Sometime back in Sept 2021, a post said that PyTorch support for M1 Mac GPUs is being worked on and should be out soon. Do we have any further updates on this, please?



For the moment, TF works pretty well:

even pure numpy is really fast with the right compiler flags

Hope to see PyTorch soon, I am loving the new DataPipes and functorch.


I’d like to draw attention to this question since I would also like it answered! :slight_smile:


I am curious as well.


Same! Would love to see support for this :slight_smile:

1 Like

Same here! GPU Support on M1 with PyTorch would be a game changer for me

its supports!


I am getting mixed results: On my Mac Studio Ultra I have installed the latest conda and the nightly torch build. Out of the box in CPU mode one little experiment was running about 8x faster than before (also CPU) so that is nice. However asking for “mps” the performance dropped to 8x worse than the old CPU perf… (64x worse than the new CPU perf). On other projects I got errors related to broadcast incompatibilities… All of these could be my problems but these do work with CUDA (on another machine). Anyway, just FYI. Looking forward to using this as it improves. Thanks to the team who made this possible!

Are there any new attributes for using M1/Metal native? I got the latest nightly and played with it a little bit, but couldn’t find any evidence that the SOC GPU was engaged. For example, torch.cuda.is_available() is still false, which I guess you’d expect, but if I create a tensor, tensor.device still shows CPU. All torch.device() are still set to cuda. Any pointers? Is it working on a metal GPU now without saying it’s working on a gpu or something?

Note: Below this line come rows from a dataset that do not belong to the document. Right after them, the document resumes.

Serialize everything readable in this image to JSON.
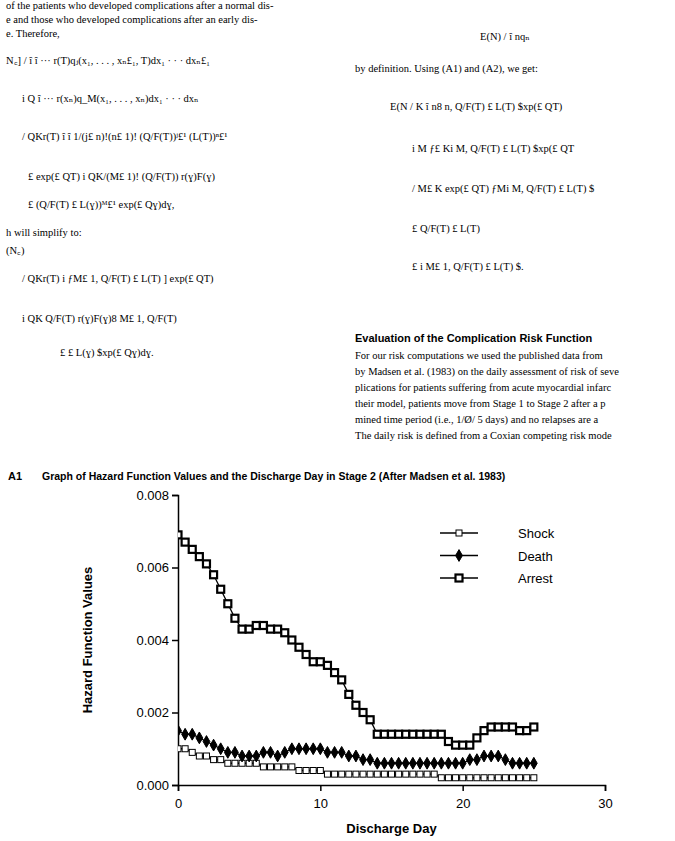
{
  "page": {
    "left_column": [
      "of the patients who developed complications after a normal dis-",
      "e and those who developed complications after an early dis-",
      "e. Therefore,",
      "N꜀] /  î  î  ···  r(T)qⱼ(x₁, . . . , xₙ£₁, T)dx₁ · · · dxₙ£₁",
      "i  Q î  ···  r(xₙ)q_M(x₁, . . . , xₙ)dx₁ · · · dxₙ",
      "/ QKr(T) î î  1/(j£ n)!(n£ 1)!  (Q/F(T))ʲ£¹ (L(T))ⁿ£¹",
      "£ exp(£ QT) i  QK/(M£ 1)!  (Q/F(T))  r(ɣ)F(ɣ)",
      "£  (Q/F(T) £ L(ɣ))ᴹ£¹ exp(£ Qɣ)dɣ,",
      "h will simplify to:",
      "(N꜀)",
      "/ QKr(T) i ƒM£ 1,  Q/F(T) £ L(T)  ] exp(£ QT)",
      "i  QK Q/F(T)  r(ɣ)F(ɣ)8  M£ 1,  Q/F(T)",
      "£  £ L(ɣ)  $xp(£ Qɣ)dɣ."
    ],
    "right_column": [
      "E(N) /  î  nqₙ",
      "by definition. Using (A1) and (A2), we get:",
      "E(N /  K î n8  n,  Q/F(T) £ L(T)  $xp(£ QT)",
      "i  M ƒ£ Ki  M,  Q/F(T) £ L(T)  $xp(£ QT",
      "/ M£ K exp(£ QT) ƒMi  M,  Q/F(T) £ L(T)  $",
      "£  Q/F(T) £ L(T)",
      "£ i  M£ 1,  Q/F(T) £ L(T)  $."
    ],
    "section_heading": "Evaluation of the Complication Risk Function",
    "section_paragraph": [
      "For our risk computations we used the published data from",
      "by Madsen et al. (1983) on the daily assessment of risk of seve",
      "plications for patients suffering from acute myocardial infarc",
      "their model, patients move from Stage 1 to Stage 2 after a p",
      "mined time period (i.e., 1/Ø/ 5 days) and no relapses are a",
      "The daily risk is defined from a Coxian competing risk mode"
    ],
    "figure_label": "A1"
  },
  "chart_data": {
    "type": "line",
    "title": "Graph of Hazard Function Values and the Discharge Day in Stage 2 (After Madsen et al. 1983)",
    "x_label": "Discharge Day",
    "y_label": "Hazard Function Values",
    "x": [
      0,
      0.5,
      1,
      1.5,
      2,
      2.5,
      3,
      3.5,
      4,
      4.5,
      5,
      5.5,
      6,
      6.5,
      7,
      7.5,
      8,
      8.5,
      9,
      9.5,
      10,
      10.5,
      11,
      11.5,
      12,
      12.5,
      13,
      13.5,
      14,
      14.5,
      15,
      15.5,
      16,
      16.5,
      17,
      17.5,
      18,
      18.5,
      19,
      19.5,
      20,
      20.5,
      21,
      21.5,
      22,
      22.5,
      23,
      23.5,
      24,
      24.5,
      25
    ],
    "series": [
      {
        "name": "Shock",
        "color": "#000000",
        "marker": "square-open",
        "values": [
          0.001,
          0.001,
          0.0009,
          0.0008,
          0.0008,
          0.0007,
          0.0007,
          0.0006,
          0.0006,
          0.0006,
          0.0006,
          0.0006,
          0.0005,
          0.0005,
          0.0005,
          0.0005,
          0.0005,
          0.0004,
          0.0004,
          0.0004,
          0.0004,
          0.0003,
          0.0003,
          0.0003,
          0.0003,
          0.0003,
          0.0003,
          0.0003,
          0.0003,
          0.0003,
          0.0003,
          0.0003,
          0.0003,
          0.0003,
          0.0003,
          0.0003,
          0.0003,
          0.0002,
          0.0002,
          0.0002,
          0.0002,
          0.0002,
          0.0002,
          0.0002,
          0.0002,
          0.0002,
          0.0002,
          0.0002,
          0.0002,
          0.0002,
          0.0002
        ]
      },
      {
        "name": "Death",
        "color": "#000000",
        "marker": "diamond",
        "values": [
          0.0015,
          0.0014,
          0.0014,
          0.0013,
          0.0012,
          0.0011,
          0.001,
          0.0009,
          0.0009,
          0.0008,
          0.0008,
          0.0008,
          0.0009,
          0.0009,
          0.0008,
          0.0009,
          0.001,
          0.001,
          0.001,
          0.001,
          0.001,
          0.0009,
          0.0009,
          0.0009,
          0.0008,
          0.0008,
          0.0007,
          0.0007,
          0.0006,
          0.0006,
          0.0006,
          0.0006,
          0.0006,
          0.0006,
          0.0006,
          0.0006,
          0.0006,
          0.0006,
          0.0006,
          0.0006,
          0.0006,
          0.0007,
          0.0007,
          0.0008,
          0.0008,
          0.0008,
          0.0007,
          0.0006,
          0.0006,
          0.0006,
          0.0006
        ]
      },
      {
        "name": "Arrest",
        "color": "#000000",
        "marker": "square",
        "values": [
          0.0069,
          0.0067,
          0.0065,
          0.0063,
          0.0061,
          0.0058,
          0.0054,
          0.005,
          0.0046,
          0.0043,
          0.0043,
          0.0044,
          0.0044,
          0.0043,
          0.0043,
          0.0042,
          0.004,
          0.0038,
          0.0036,
          0.0034,
          0.0034,
          0.0033,
          0.0031,
          0.0029,
          0.0025,
          0.0022,
          0.002,
          0.0018,
          0.0014,
          0.0014,
          0.0014,
          0.0014,
          0.0014,
          0.0014,
          0.0014,
          0.0014,
          0.0014,
          0.0014,
          0.0012,
          0.0011,
          0.0011,
          0.0011,
          0.0013,
          0.0015,
          0.0016,
          0.0016,
          0.0016,
          0.0016,
          0.0015,
          0.0015,
          0.0016
        ]
      }
    ],
    "xlim": [
      0,
      30
    ],
    "xticks": [
      0,
      10,
      20,
      30
    ],
    "ylim": [
      0,
      0.008
    ],
    "yticks": [
      {
        "value": 0,
        "label": "0.000"
      },
      {
        "value": 0.002,
        "label": "0.002"
      },
      {
        "value": 0.004,
        "label": "0.004"
      },
      {
        "value": 0.006,
        "label": "0.006"
      },
      {
        "value": 0.008,
        "label": "0.008"
      }
    ],
    "grid": false,
    "legend": "upper right"
  }
}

Similar here: With MBP M1 Max 10 CPU core, 32 GPU core, 64GB RAM, the new PyTorch nightly build 1.13.0.dev20220620 is 3x faster with the CPU than my old version 1.10.0 using the same CPUs. Speed using GPU is terrible in comparison.

Also interesting, when looking at the 10 CPU cores’ usage, with 1.13 they are using ~15%. With the 1.10 version, they are all maxed out.

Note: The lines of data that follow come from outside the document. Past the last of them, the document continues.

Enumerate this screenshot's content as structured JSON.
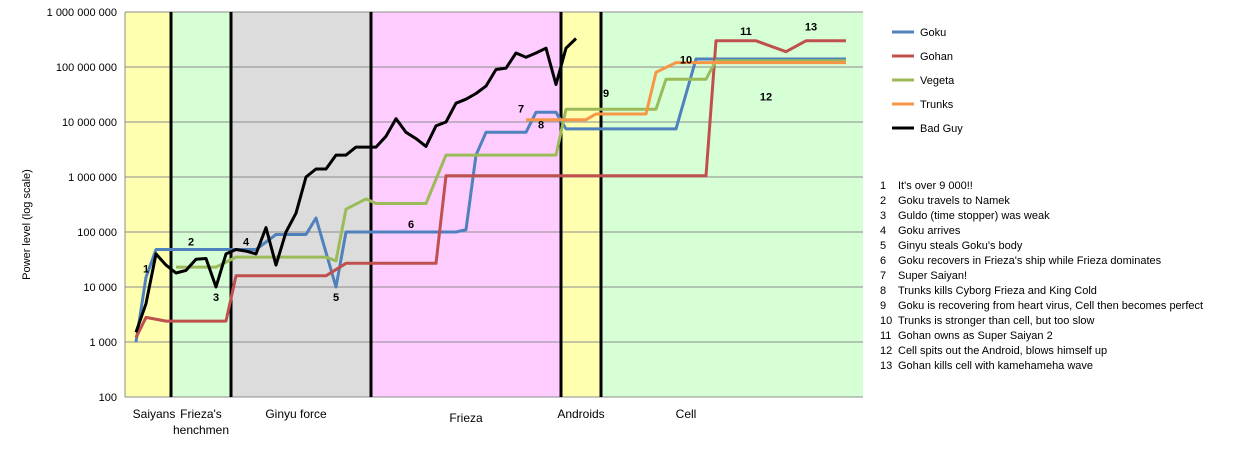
{
  "chart_data": {
    "type": "line",
    "title": "",
    "ylabel": "Power level (log scale)",
    "xlabel": "",
    "y_scale": "log",
    "ylim": [
      100,
      1000000000
    ],
    "xlim": [
      0,
      72
    ],
    "y_ticks": [
      {
        "value": 100,
        "label": "100"
      },
      {
        "value": 1000,
        "label": "1 000"
      },
      {
        "value": 10000,
        "label": "10 000"
      },
      {
        "value": 100000,
        "label": "100 000"
      },
      {
        "value": 1000000,
        "label": "1 000 000"
      },
      {
        "value": 10000000,
        "label": "10 000 000"
      },
      {
        "value": 100000000,
        "label": "100 000 000"
      },
      {
        "value": 1000000000,
        "label": "1 000 000 000"
      }
    ],
    "grid": true,
    "legend_position": "top-right",
    "sagas": [
      {
        "label": "Saiyans",
        "lines": [
          "Saiyans"
        ],
        "start": 0,
        "end": 3.5,
        "color": "#ffffb0",
        "label_x": 1.8
      },
      {
        "label": "Frieza's henchmen",
        "lines": [
          "Frieza's",
          "henchmen"
        ],
        "start": 3.5,
        "end": 9.5,
        "color": "#d6ffd6",
        "label_x": 6.5
      },
      {
        "label": "Ginyu force",
        "lines": [
          "Ginyu force"
        ],
        "start": 9.5,
        "end": 23.5,
        "color": "#dcdcdc",
        "label_x": 16
      },
      {
        "label": "Frieza",
        "lines": [
          "Frieza"
        ],
        "start": 23.5,
        "end": 42.5,
        "color": "#ffccff",
        "label_x": 33
      },
      {
        "label": "Androids",
        "lines": [
          "Androids"
        ],
        "start": 42.5,
        "end": 46.5,
        "color": "#ffffb0",
        "label_x": 44.5
      },
      {
        "label": "Cell",
        "lines": [
          "Cell"
        ],
        "start": 46.5,
        "end": 72,
        "color": "#d6ffd6",
        "label_x": 55
      }
    ],
    "saga_dividers": [
      3.5,
      9.5,
      23.5,
      42.5,
      46.5
    ],
    "series": [
      {
        "name": "Goku",
        "color": "#4f81bd",
        "points": [
          [
            0,
            1000
          ],
          [
            1,
            15000
          ],
          [
            2,
            48000
          ],
          [
            3,
            48000
          ],
          [
            9,
            48000
          ],
          [
            12,
            48000
          ],
          [
            14,
            90000
          ],
          [
            17,
            90000
          ],
          [
            18,
            180000
          ],
          [
            20,
            10000
          ],
          [
            21,
            100000
          ],
          [
            25,
            100000
          ],
          [
            32,
            100000
          ],
          [
            33,
            110000
          ],
          [
            34,
            2500000
          ],
          [
            35,
            6500000
          ],
          [
            37,
            6500000
          ],
          [
            39,
            6500000
          ],
          [
            40,
            15000000
          ],
          [
            42,
            15000000
          ],
          [
            43,
            7500000
          ],
          [
            48,
            7500000
          ],
          [
            54,
            7500000
          ],
          [
            56,
            140000000
          ],
          [
            60,
            140000000
          ],
          [
            71,
            140000000
          ]
        ]
      },
      {
        "name": "Gohan",
        "color": "#c0504d",
        "points": [
          [
            0,
            1200
          ],
          [
            1,
            2800
          ],
          [
            3,
            2400
          ],
          [
            9,
            2400
          ],
          [
            10,
            16000
          ],
          [
            15,
            16000
          ],
          [
            19,
            16000
          ],
          [
            21,
            27000
          ],
          [
            30,
            27000
          ],
          [
            31,
            1050000
          ],
          [
            39,
            1050000
          ],
          [
            42,
            1050000
          ],
          [
            48,
            1050000
          ],
          [
            57,
            1050000
          ],
          [
            58,
            300000000
          ],
          [
            62,
            300000000
          ],
          [
            65,
            190000000
          ],
          [
            67,
            300000000
          ],
          [
            71,
            300000000
          ]
        ]
      },
      {
        "name": "Vegeta",
        "color": "#9bbb59",
        "points": [
          [
            4,
            23000
          ],
          [
            8,
            23000
          ],
          [
            10,
            35000
          ],
          [
            13,
            35000
          ],
          [
            19,
            35000
          ],
          [
            20,
            30000
          ],
          [
            21,
            260000
          ],
          [
            23,
            400000
          ],
          [
            24,
            330000
          ],
          [
            29,
            330000
          ],
          [
            31,
            2500000
          ],
          [
            35,
            2500000
          ],
          [
            39,
            2500000
          ],
          [
            42,
            2500000
          ],
          [
            43,
            17000000
          ],
          [
            46,
            17000000
          ],
          [
            52,
            17000000
          ],
          [
            53,
            60000000
          ],
          [
            57,
            60000000
          ],
          [
            58,
            130000000
          ],
          [
            62,
            130000000
          ],
          [
            71,
            130000000
          ]
        ]
      },
      {
        "name": "Trunks",
        "color": "#f79646",
        "points": [
          [
            39,
            11000000
          ],
          [
            42,
            11000000
          ],
          [
            43,
            11000000
          ],
          [
            45,
            11000000
          ],
          [
            46,
            14000000
          ],
          [
            51,
            14000000
          ],
          [
            52,
            80000000
          ],
          [
            54,
            120000000
          ],
          [
            71,
            120000000
          ]
        ]
      },
      {
        "name": "Bad Guy",
        "color": "#000000",
        "points": [
          [
            0,
            1500
          ],
          [
            1,
            5000
          ],
          [
            2,
            40000
          ],
          [
            3,
            25000
          ],
          [
            4,
            18000
          ],
          [
            5,
            20000
          ],
          [
            6,
            32000
          ],
          [
            7,
            33000
          ],
          [
            8,
            10000
          ],
          [
            9,
            40000
          ],
          [
            10,
            48000
          ],
          [
            11,
            45000
          ],
          [
            12,
            40000
          ],
          [
            13,
            120000
          ],
          [
            14,
            25000
          ],
          [
            15,
            100000
          ],
          [
            16,
            220000
          ],
          [
            17,
            1000000
          ],
          [
            18,
            1400000
          ],
          [
            19,
            1400000
          ],
          [
            20,
            2500000
          ],
          [
            21,
            2500000
          ],
          [
            22,
            3500000
          ],
          [
            23,
            3500000
          ],
          [
            24,
            3500000
          ],
          [
            25,
            5500000
          ],
          [
            26,
            11500000
          ],
          [
            27,
            6500000
          ],
          [
            28,
            5000000
          ],
          [
            29,
            3600000
          ],
          [
            30,
            8500000
          ],
          [
            31,
            10000000
          ],
          [
            32,
            22000000
          ],
          [
            33,
            26000000
          ],
          [
            34,
            33000000
          ],
          [
            35,
            45000000
          ],
          [
            36,
            90000000
          ],
          [
            37,
            95000000
          ],
          [
            38,
            180000000
          ],
          [
            39,
            150000000
          ],
          [
            40,
            180000000
          ],
          [
            41,
            220000000
          ],
          [
            42,
            48000000
          ],
          [
            43,
            220000000
          ],
          [
            44,
            330000000
          ]
        ]
      }
    ],
    "x_map_note": "",
    "markers": [
      {
        "label": "1",
        "x": 1,
        "y": 17000,
        "dy": -2
      },
      {
        "label": "2",
        "x": 5.5,
        "y": 48000,
        "dy": -4
      },
      {
        "label": "3",
        "x": 8,
        "y": 10000,
        "dy": 14
      },
      {
        "label": "4",
        "x": 11,
        "y": 48000,
        "dy": -4
      },
      {
        "label": "5",
        "x": 20,
        "y": 10000,
        "dy": 14
      },
      {
        "label": "6",
        "x": 27.5,
        "y": 100000,
        "dy": -4
      },
      {
        "label": "7",
        "x": 38.5,
        "y": 11500000,
        "dy": -6
      },
      {
        "label": "8",
        "x": 40.5,
        "y": 6500000,
        "dy": -4
      },
      {
        "label": "9",
        "x": 47,
        "y": 22000000,
        "dy": -6
      },
      {
        "label": "10",
        "x": 55,
        "y": 90000000,
        "dy": -6
      },
      {
        "label": "11",
        "x": 61,
        "y": 300000000,
        "dy": -6
      },
      {
        "label": "12",
        "x": 63,
        "y": 48000000,
        "dy": 16
      },
      {
        "label": "13",
        "x": 67.5,
        "y": 330000000,
        "dy": -8
      }
    ]
  },
  "legend": [
    {
      "label": "Goku",
      "color": "#4f81bd"
    },
    {
      "label": "Gohan",
      "color": "#c0504d"
    },
    {
      "label": "Vegeta",
      "color": "#9bbb59"
    },
    {
      "label": "Trunks",
      "color": "#f79646"
    },
    {
      "label": "Bad Guy",
      "color": "#000000"
    }
  ],
  "notes": [
    {
      "num": "1",
      "text": "It's over 9 000!!"
    },
    {
      "num": "2",
      "text": "Goku travels to Namek"
    },
    {
      "num": "3",
      "text": "Guldo (time stopper) was weak"
    },
    {
      "num": "4",
      "text": "Goku arrives"
    },
    {
      "num": "5",
      "text": "Ginyu steals Goku's body"
    },
    {
      "num": "6",
      "text": "Goku recovers in Frieza's ship while Frieza dominates"
    },
    {
      "num": "7",
      "text": "Super Saiyan!"
    },
    {
      "num": "8",
      "text": "Trunks kills Cyborg Frieza and King Cold"
    },
    {
      "num": "9",
      "text": "Goku is recovering from heart virus, Cell then becomes perfect"
    },
    {
      "num": "10",
      "text": "Trunks is stronger than cell, but too slow"
    },
    {
      "num": "11",
      "text": "Gohan owns as Super Saiyan 2"
    },
    {
      "num": "12",
      "text": "Cell spits out the Android, blows himself up"
    },
    {
      "num": "13",
      "text": "Gohan kills cell with kamehameha wave"
    }
  ]
}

Clearly more is being optimized for the M1 chip in the new nightly build than just GPU support. The results are startling.

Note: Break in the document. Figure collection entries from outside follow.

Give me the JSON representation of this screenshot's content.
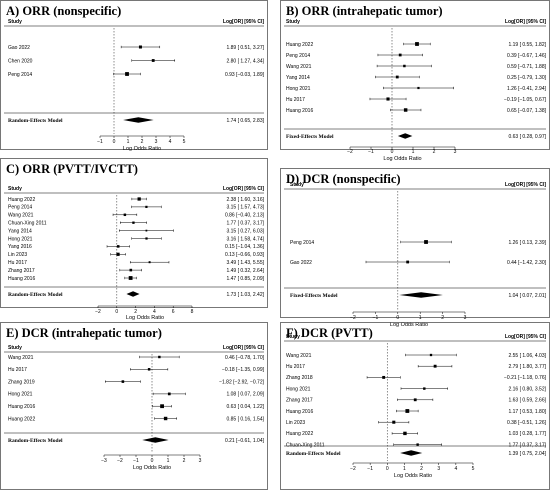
{
  "common": {
    "study_header": "Study",
    "value_header": "Log[OR] [95% CI]",
    "xlabel": "Log Odds Ratio"
  },
  "chart_data": [
    {
      "type": "forest",
      "title": "A) ORR (nonspecific)",
      "xlim": [
        -1,
        5
      ],
      "ticks": [
        -1,
        0,
        1,
        2,
        3,
        4,
        5
      ],
      "studies": [
        {
          "name": "Gao 2022",
          "est": 1.89,
          "lo": 0.51,
          "hi": 3.27,
          "label": "1.89 [ 0.51, 3.27]"
        },
        {
          "name": "Chen 2020",
          "est": 2.8,
          "lo": 1.27,
          "hi": 4.34,
          "label": "2.80 [ 1.27, 4.34]"
        },
        {
          "name": "Peng 2014",
          "est": 0.93,
          "lo": -0.03,
          "hi": 1.89,
          "label": "0.93 [−0.03, 1.89]"
        }
      ],
      "model": {
        "name": "Random-Effects Model",
        "est": 1.74,
        "lo": 0.65,
        "hi": 2.83,
        "label": "1.74 [ 0.65, 2.83]"
      }
    },
    {
      "type": "forest",
      "title": "B) ORR (intrahepatic tumor)",
      "xlim": [
        -2,
        3
      ],
      "ticks": [
        -2,
        -1,
        0,
        1,
        2,
        3
      ],
      "studies": [
        {
          "name": "Huang 2022",
          "est": 1.19,
          "lo": 0.55,
          "hi": 1.82,
          "label": "1.19 [ 0.55, 1.82]"
        },
        {
          "name": "Peng 2014",
          "est": 0.39,
          "lo": -0.67,
          "hi": 1.46,
          "label": "0.39 [−0.67, 1.46]"
        },
        {
          "name": "Wang 2021",
          "est": 0.59,
          "lo": -0.71,
          "hi": 1.88,
          "label": "0.59 [−0.71, 1.88]"
        },
        {
          "name": "Yang 2014",
          "est": 0.25,
          "lo": -0.79,
          "hi": 1.3,
          "label": "0.25 [−0.79, 1.30]"
        },
        {
          "name": "Hong 2021",
          "est": 1.26,
          "lo": -0.41,
          "hi": 2.94,
          "label": "1.26 [−0.41, 2.94]"
        },
        {
          "name": "Hu 2017",
          "est": -0.19,
          "lo": -1.05,
          "hi": 0.67,
          "label": "−0.19 [−1.05, 0.67]"
        },
        {
          "name": "Huang 2016",
          "est": 0.65,
          "lo": -0.07,
          "hi": 1.38,
          "label": "0.65 [−0.07, 1.38]"
        }
      ],
      "model": {
        "name": "Fixed-Effects Model",
        "est": 0.63,
        "lo": 0.28,
        "hi": 0.97,
        "label": "0.63 [ 0.28, 0.97]"
      }
    },
    {
      "type": "forest",
      "title": "C) ORR (PVTT/IVCTT)",
      "xlim": [
        -2,
        8
      ],
      "ticks": [
        -2,
        0,
        2,
        4,
        6,
        8
      ],
      "studies": [
        {
          "name": "Huang 2022",
          "est": 2.38,
          "lo": 1.6,
          "hi": 3.16,
          "label": "2.38 [ 1.60, 3.16]"
        },
        {
          "name": "Peng 2014",
          "est": 3.15,
          "lo": 1.57,
          "hi": 4.73,
          "label": "3.15 [ 1.57, 4.73]"
        },
        {
          "name": "Wang 2021",
          "est": 0.86,
          "lo": -0.4,
          "hi": 2.13,
          "label": "0.86 [−0.40, 2.13]"
        },
        {
          "name": "Chuan-Xing 2011",
          "est": 1.77,
          "lo": 0.37,
          "hi": 3.17,
          "label": "1.77 [ 0.37, 3.17]"
        },
        {
          "name": "Yang 2014",
          "est": 3.15,
          "lo": 0.27,
          "hi": 6.03,
          "label": "3.15 [ 0.27, 6.03]"
        },
        {
          "name": "Hong 2021",
          "est": 3.16,
          "lo": 1.58,
          "hi": 4.74,
          "label": "3.16 [ 1.58, 4.74]"
        },
        {
          "name": "Yang 2016",
          "est": 0.15,
          "lo": -1.04,
          "hi": 1.36,
          "label": "0.15 [−1.04, 1.36]"
        },
        {
          "name": "Lin 2023",
          "est": 0.13,
          "lo": -0.66,
          "hi": 0.93,
          "label": "0.13 [−0.66, 0.93]"
        },
        {
          "name": "Hu 2017",
          "est": 3.49,
          "lo": 1.43,
          "hi": 5.55,
          "label": "3.49 [ 1.43, 5.55]"
        },
        {
          "name": "Zhang 2017",
          "est": 1.49,
          "lo": 0.32,
          "hi": 2.64,
          "label": "1.49 [ 0.32, 2.64]"
        },
        {
          "name": "Huang 2016",
          "est": 1.47,
          "lo": 0.85,
          "hi": 2.09,
          "label": "1.47 [ 0.85, 2.09]"
        }
      ],
      "model": {
        "name": "Random-Effects Model",
        "est": 1.73,
        "lo": 1.03,
        "hi": 2.42,
        "label": "1.73 [ 1.03, 2.42]"
      }
    },
    {
      "type": "forest",
      "title": "D) DCR (nonspecific)",
      "xlim": [
        -2,
        3
      ],
      "ticks": [
        -2,
        -1,
        0,
        1,
        2,
        3
      ],
      "studies": [
        {
          "name": "Peng 2014",
          "est": 1.26,
          "lo": 0.13,
          "hi": 2.39,
          "label": "1.26 [ 0.13, 2.39]"
        },
        {
          "name": "Gao 2022",
          "est": 0.44,
          "lo": -1.42,
          "hi": 2.3,
          "label": "0.44 [−1.42, 2.30]"
        }
      ],
      "model": {
        "name": "Fixed-Effects Model",
        "est": 1.04,
        "lo": 0.07,
        "hi": 2.01,
        "label": "1.04 [ 0.07, 2.01]"
      }
    },
    {
      "type": "forest",
      "title": "E) DCR (intrahepatic tumor)",
      "xlim": [
        -3,
        3
      ],
      "ticks": [
        -3,
        -2,
        -1,
        0,
        1,
        2,
        3
      ],
      "studies": [
        {
          "name": "Wang 2021",
          "est": 0.46,
          "lo": -0.78,
          "hi": 1.7,
          "label": "0.46 [−0.78, 1.70]"
        },
        {
          "name": "Hu 2017",
          "est": -0.18,
          "lo": -1.35,
          "hi": 0.99,
          "label": "−0.18 [−1.35, 0.99]"
        },
        {
          "name": "Zhang 2019",
          "est": -1.82,
          "lo": -2.92,
          "hi": -0.72,
          "label": "−1.82 [−2.92, −0.72]"
        },
        {
          "name": "Hong 2021",
          "est": 1.08,
          "lo": 0.07,
          "hi": 2.09,
          "label": "1.08 [ 0.07, 2.09]"
        },
        {
          "name": "Huang 2016",
          "est": 0.63,
          "lo": 0.04,
          "hi": 1.22,
          "label": "0.63 [ 0.04, 1.22]"
        },
        {
          "name": "Huang 2022",
          "est": 0.85,
          "lo": 0.16,
          "hi": 1.54,
          "label": "0.85 [ 0.16, 1.54]"
        }
      ],
      "model": {
        "name": "Random-Effects Model",
        "est": 0.21,
        "lo": -0.61,
        "hi": 1.04,
        "label": "0.21 [−0.61, 1.04]"
      }
    },
    {
      "type": "forest",
      "title": "F) DCR (PVTT)",
      "xlim": [
        -2,
        5
      ],
      "ticks": [
        -2,
        -1,
        0,
        1,
        2,
        3,
        4,
        5
      ],
      "studies": [
        {
          "name": "Wang 2021",
          "est": 2.55,
          "lo": 1.06,
          "hi": 4.03,
          "label": "2.55 [ 1.06, 4.03]"
        },
        {
          "name": "Hu 2017",
          "est": 2.79,
          "lo": 1.8,
          "hi": 3.77,
          "label": "2.79 [ 1.80, 3.77]"
        },
        {
          "name": "Zhang 2018",
          "est": -0.21,
          "lo": -1.18,
          "hi": 0.76,
          "label": "−0.21 [−1.18, 0.76]"
        },
        {
          "name": "Hong 2021",
          "est": 2.16,
          "lo": 0.8,
          "hi": 3.52,
          "label": "2.16 [ 0.80, 3.52]"
        },
        {
          "name": "Zhang 2017",
          "est": 1.63,
          "lo": 0.59,
          "hi": 2.66,
          "label": "1.63 [ 0.59, 2.66]"
        },
        {
          "name": "Huang 2016",
          "est": 1.17,
          "lo": 0.53,
          "hi": 1.8,
          "label": "1.17 [ 0.53, 1.80]"
        },
        {
          "name": "Lin 2023",
          "est": 0.38,
          "lo": -0.51,
          "hi": 1.26,
          "label": "0.38 [−0.51, 1.26]"
        },
        {
          "name": "Huang 2022",
          "est": 1.03,
          "lo": 0.28,
          "hi": 1.77,
          "label": "1.03 [ 0.28, 1.77]"
        },
        {
          "name": "Chuan-Xing 2011",
          "est": 1.77,
          "lo": 0.37,
          "hi": 3.17,
          "label": "1.77 [ 0.37, 3.17]"
        }
      ],
      "model": {
        "name": "Random-Effects Model",
        "est": 1.39,
        "lo": 0.75,
        "hi": 2.04,
        "label": "1.39 [ 0.75, 2.04]"
      }
    }
  ]
}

Tried again with the latest nightly builds. This time I used the pytorch example. Same general results: an RTX3090 runs it in 1 minute (rounding up). “cpu” mode on the Ultra M1 is 32 minutes and “mps” mode is 46 minutes. I am concerned / hopeful that I am just doing something wrong in setup because I have yet to see an example that runs faster in “mps” mode than “cpu” mode. If anyone has any suggestions I’d appreciate them. Thanks. (Again, all praise to the team working on this and I hope this feedback is constructive).